Use the principal components technique described in class to build volatility functions (columns of L) for a 60 month oil model. You need not worry about seasonality for the oil curve.Trade Finance代写

How many factors (columns of L) do you need in order to explain at least 99% of the variance?

Show a plot of the three most significant volatility functions. (It should show a clear “shift”, “twist”, “bend” pattern discussed in the lecture.)

Plot the gas forward curve for the earliest trade date in the dataset and the most recent trade date in the dataset. Based on these plots, describe what kinds of changes the henry hub curve has undergone over the period of time covered by this dataset.

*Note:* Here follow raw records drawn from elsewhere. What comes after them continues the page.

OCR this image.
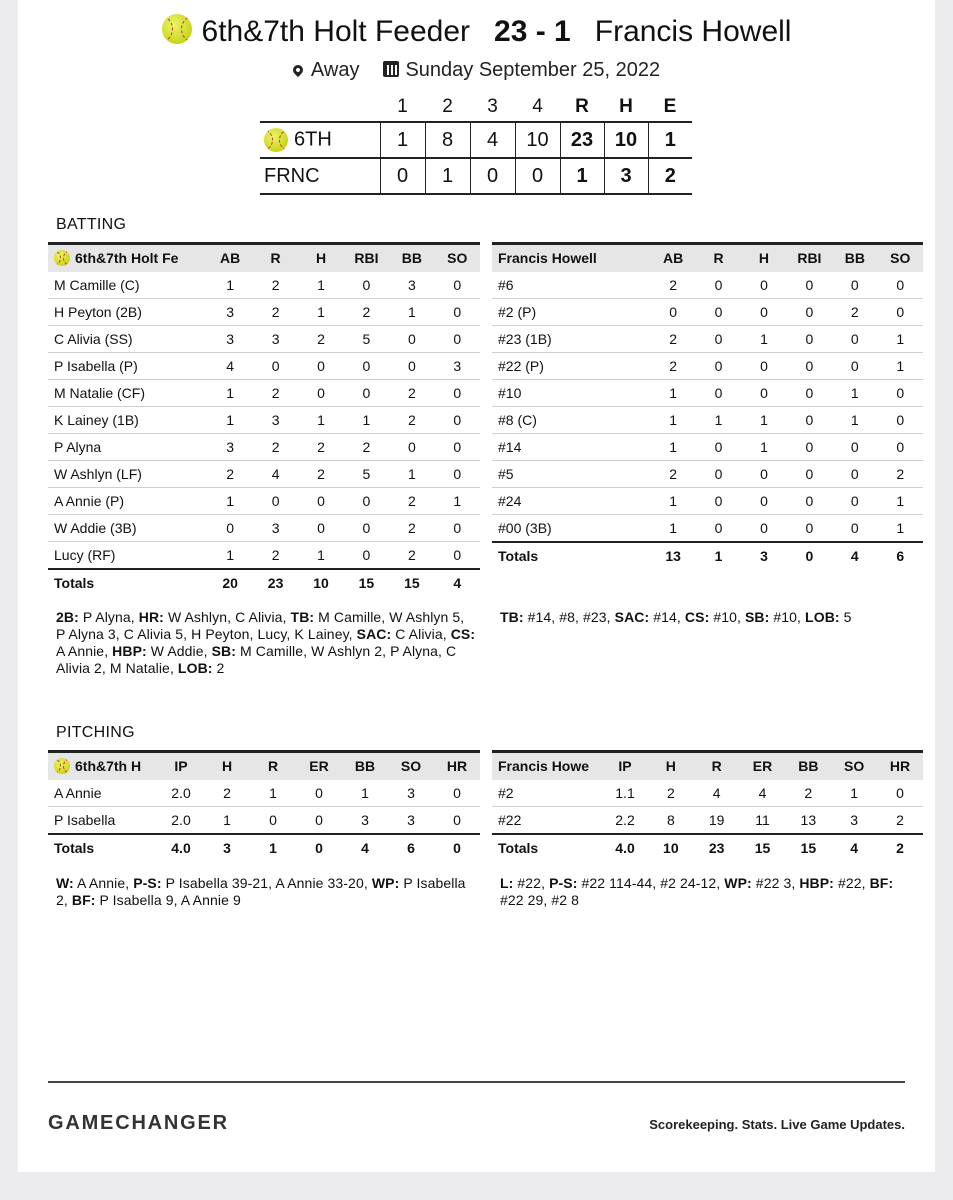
6th&7th Holt Feeder 23 - 1 Francis Howell
Away Sunday September 25, 2022
	1	2	3	4	R	H	E
6TH	1	8	4	10	23	10	1
FRNC	0	1	0	0	1	3	2
BATTING
6th&7th Holt Fe	AB	R	H	RBI	BB	SO
M Camille (C)	1	2	1	0	3	0
H Peyton (2B)	3	2	1	2	1	0
C Alivia (SS)	3	3	2	5	0	0
P Isabella (P)	4	0	0	0	0	3
M Natalie (CF)	1	2	0	0	2	0
K Lainey (1B)	1	3	1	1	2	0
P Alyna	3	2	2	2	0	0
W Ashlyn (LF)	2	4	2	5	1	0
A Annie (P)	1	0	0	0	2	1
W Addie (3B)	0	3	0	0	2	0
Lucy (RF)	1	2	1	0	2	0
Totals	20	23	10	15	15	4
Francis Howell	AB	R	H	RBI	BB	SO
#6	2	0	0	0	0	0
#2 (P)	0	0	0	0	2	0
#23 (1B)	2	0	1	0	0	1
#22 (P)	2	0	0	0	0	1
#10	1	0	0	0	1	0
#8 (C)	1	1	1	0	1	0
#14	1	0	1	0	0	0
#5	2	0	0	0	0	2
#24	1	0	0	0	0	1
#00 (3B)	1	0	0	0	0	1
Totals	13	1	3	0	4	6
2B: P Alyna, HR: W Ashlyn, C Alivia, TB: M Camille, W Ashlyn 5, P Alyna 3, C Alivia 5, H Peyton, Lucy, K Lainey, SAC: C Alivia, CS: A Annie, HBP: W Addie, SB: M Camille, W Ashlyn 2, P Alyna, C Alivia 2, M Natalie, LOB: 2
TB: #14, #8, #23, SAC: #14, CS: #10, SB: #10, LOB: 5
PITCHING
6th&7th H	IP	H	R	ER	BB	SO	HR
A Annie	2.0	2	1	0	1	3	0
P Isabella	2.0	1	0	0	3	3	0
Totals	4.0	3	1	0	4	6	0
Francis Howe	IP	H	R	ER	BB	SO	HR
#2	1.1	2	4	4	2	1	0
#22	2.2	8	19	11	13	3	2
Totals	4.0	10	23	15	15	4	2
W: A Annie, P-S: P Isabella 39-21, A Annie 33-20, WP: P Isabella 2, BF: P Isabella 9, A Annie 9
L: #22, P-S: #22 114-44, #2 24-12, WP: #22 3, HBP: #22, BF: #22 29, #2 8
GAMECHANGER	Scorekeeping. Stats. Live Game Updates.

Natural gas markets are very seasonal. Please compute the de-seasonalized annualized log returns and the seasonal factors as shown in the lectures. Recall that seasonal factors should average to 1. Again, assume 250 trading days per year. You should consider using the first 12 months of maturities for the de-seasonalization. Show a plot of the seasonal factors. Which parts of the year are associated with increased volatility?

Next, compute the deseasonalized log returns from the seasonality factor and the log returns. How many maturities do you have data enough to build a model (with no missing data)?Trade Finance代写

Based on the de-seasonalized annual log returns, compute a principal components model for 60 maturities of gas. Use all of these return data (every trading date given in the data file). How many factors are needed to explain at least 98% of the variance? Plot those volatility functions (that explain 98% of the variance), showing the “shift”, “twist”, and “bend”, etc. as applicable.

Finally,  consider the de-seasonalized log return data for the first 36 maturities.That is, we wish to restrict the model to the first three years instead of all possible maturities as given above. How many factors do you now need to explain 98% of the variance? Please plot those volatility functions as above (showing “shift” etc.).